- Decades:: 1980s; 1990s; 2000s; 2010s; 2020s;
- See also:: Other events of 2007; Timeline of Sierra Leonean history;

= 2007 in Sierra Leone =

The following list is of events that happened during 2007 in Sierra Leone.

==Incumbents==
- President: Ahmad Tejan Kabbah
- Vice-President: Solomon Ekuma Berewa
- Chief Justice: Ade Renner Thomas

==Events==

===June===
- 2007 Paramount Airlines helicopter crash
On 3 June 2007 a helicopter operated by Paramount Airlines crashed near Lungi International Airport in Sierra Leone killing at least 20 people, including Togolese Minister for Sport, Richard Attipoe.

- 7 June 2007 - United States agrees to cancel 100% ($58 million USD) of Sierra Leone's foreign debt.
- June 2007, Bo Waterside, a key border crossing on the Mano River, re-opens for the first time since 1990 allowing increased traffic between Sierra Leone and Liberia.

===August and September===
- Sierra Leonean general election, 2007
On 11 August 2007, Sierra Leone held a general election to elect a new President and Parliament. The parliament saw 59 seats go to All People's Congress members, 43 to Sierra Leone People's Party members and 10 to upstart People's Movement for Democratic Change members. The president election, in the first round of voting, saw the APC candidate, Ernest Bai Koroma, win 44% of the national votes, which was the highest. Both Bai Koroma and SLPP candidate Solomon Berewa ran in the run-off election on 8 September, which Ernest Bai Koroma won with 54.62% of the run-off vote.

===December===
- In December 2007, Alhassan Bangura, a professional footballer with Watford F.C. from Sierra Leone had an application and appeal for asylum in the United Kingdom denied and faced deportation back to his country.
- The 2007 Koidu-Sefadu protest was an action by 400 protesters in the town of Koidu-Sefadu in Eastern Province. The protest was aimed at the local diamond mine which the resident claim has lowered local living conditions and environmental conditions in the area. The result of the protest was a clampdown by Sierra Leonean police and the death of 2 protesters.
- The 2007 Freetown explosion occurred on 20 December. The combination of a gas leak and fire on Free State in downtown Freetown killed at least 18 people, possibly including medics and firefighters.

==Sport==

===Football===

====African Cup of Nations qualifiers====
- 24 March: Sierra Leone lost to Togo 1-3 in Lomé.
- 3 June: Sierra Leone lost to Togo 0-1 in a match at the National Stadium in Freetown.
- 17 June: Sierra Leone lost to Mali 0-3 in Bamako
- 12 October: Sierra Leone lost 0-2 Benin in Freetown.

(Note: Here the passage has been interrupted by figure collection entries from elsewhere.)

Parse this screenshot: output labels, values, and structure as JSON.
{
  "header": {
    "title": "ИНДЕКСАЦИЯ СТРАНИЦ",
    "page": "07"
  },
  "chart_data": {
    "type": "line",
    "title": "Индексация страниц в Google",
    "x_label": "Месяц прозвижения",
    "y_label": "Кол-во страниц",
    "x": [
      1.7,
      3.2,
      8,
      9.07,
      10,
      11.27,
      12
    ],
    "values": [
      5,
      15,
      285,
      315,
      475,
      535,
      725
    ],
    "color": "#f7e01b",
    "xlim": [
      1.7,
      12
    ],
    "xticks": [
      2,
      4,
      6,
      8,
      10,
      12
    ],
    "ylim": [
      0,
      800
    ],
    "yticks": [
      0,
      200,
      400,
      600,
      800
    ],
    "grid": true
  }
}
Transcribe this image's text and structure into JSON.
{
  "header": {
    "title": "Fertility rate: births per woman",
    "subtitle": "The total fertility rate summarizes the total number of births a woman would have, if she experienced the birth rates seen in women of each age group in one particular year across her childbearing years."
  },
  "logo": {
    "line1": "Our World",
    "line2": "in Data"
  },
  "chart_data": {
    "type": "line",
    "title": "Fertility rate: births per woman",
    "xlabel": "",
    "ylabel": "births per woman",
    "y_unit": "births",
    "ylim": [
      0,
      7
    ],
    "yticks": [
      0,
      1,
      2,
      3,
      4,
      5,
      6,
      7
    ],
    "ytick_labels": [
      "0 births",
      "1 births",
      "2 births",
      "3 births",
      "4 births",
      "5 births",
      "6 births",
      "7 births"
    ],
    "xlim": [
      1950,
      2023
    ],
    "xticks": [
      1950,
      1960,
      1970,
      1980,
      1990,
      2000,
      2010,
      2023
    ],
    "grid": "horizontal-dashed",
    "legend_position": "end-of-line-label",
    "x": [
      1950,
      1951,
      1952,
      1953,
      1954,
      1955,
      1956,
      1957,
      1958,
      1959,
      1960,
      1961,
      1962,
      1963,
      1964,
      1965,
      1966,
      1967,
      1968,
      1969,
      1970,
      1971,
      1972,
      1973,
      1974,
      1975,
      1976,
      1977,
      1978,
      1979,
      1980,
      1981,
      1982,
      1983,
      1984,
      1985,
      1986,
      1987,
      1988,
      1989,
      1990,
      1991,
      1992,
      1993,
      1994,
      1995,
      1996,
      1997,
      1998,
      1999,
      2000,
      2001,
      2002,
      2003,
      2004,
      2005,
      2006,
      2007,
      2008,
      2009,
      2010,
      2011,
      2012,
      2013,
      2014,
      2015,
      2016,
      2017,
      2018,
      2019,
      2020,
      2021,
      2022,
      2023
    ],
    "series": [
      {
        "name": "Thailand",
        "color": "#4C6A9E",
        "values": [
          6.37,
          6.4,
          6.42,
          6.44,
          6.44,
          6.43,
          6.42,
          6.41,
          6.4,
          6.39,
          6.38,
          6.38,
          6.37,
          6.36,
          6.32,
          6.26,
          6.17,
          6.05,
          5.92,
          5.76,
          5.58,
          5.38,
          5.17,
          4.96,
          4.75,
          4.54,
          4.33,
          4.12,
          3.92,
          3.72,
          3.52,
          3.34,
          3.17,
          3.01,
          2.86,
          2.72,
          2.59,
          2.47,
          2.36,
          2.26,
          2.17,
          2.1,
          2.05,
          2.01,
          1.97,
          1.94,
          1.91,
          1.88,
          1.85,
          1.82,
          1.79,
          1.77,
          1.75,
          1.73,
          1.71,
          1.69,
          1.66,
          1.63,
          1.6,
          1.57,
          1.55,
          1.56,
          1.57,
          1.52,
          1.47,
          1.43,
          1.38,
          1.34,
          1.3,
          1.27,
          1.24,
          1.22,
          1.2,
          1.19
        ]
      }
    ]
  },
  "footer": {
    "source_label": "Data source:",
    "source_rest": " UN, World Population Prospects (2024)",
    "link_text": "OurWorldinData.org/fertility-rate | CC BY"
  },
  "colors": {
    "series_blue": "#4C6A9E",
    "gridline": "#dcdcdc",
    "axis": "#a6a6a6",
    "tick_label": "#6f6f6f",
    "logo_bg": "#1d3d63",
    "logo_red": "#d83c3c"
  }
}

====Amílcar Cabral Cup====
- 30 November: Sierra Leone lost to Senegal U-23 0-1 in Bissau
- 2 December: Sierra Leone lost to Guinea-Bissau 0-2 in Bissau

====International friendlies====
- 23 December: Sierra Leone vs. The Gambia, Bakau, The Gambia

==Deaths==
- 22 February - Samuel Hinga Norman, former chieftain of the Kamajors Paramilitary and key actor in the Sierra Leone Civil War, dies in Dakar, Senegal while undergoing surgery.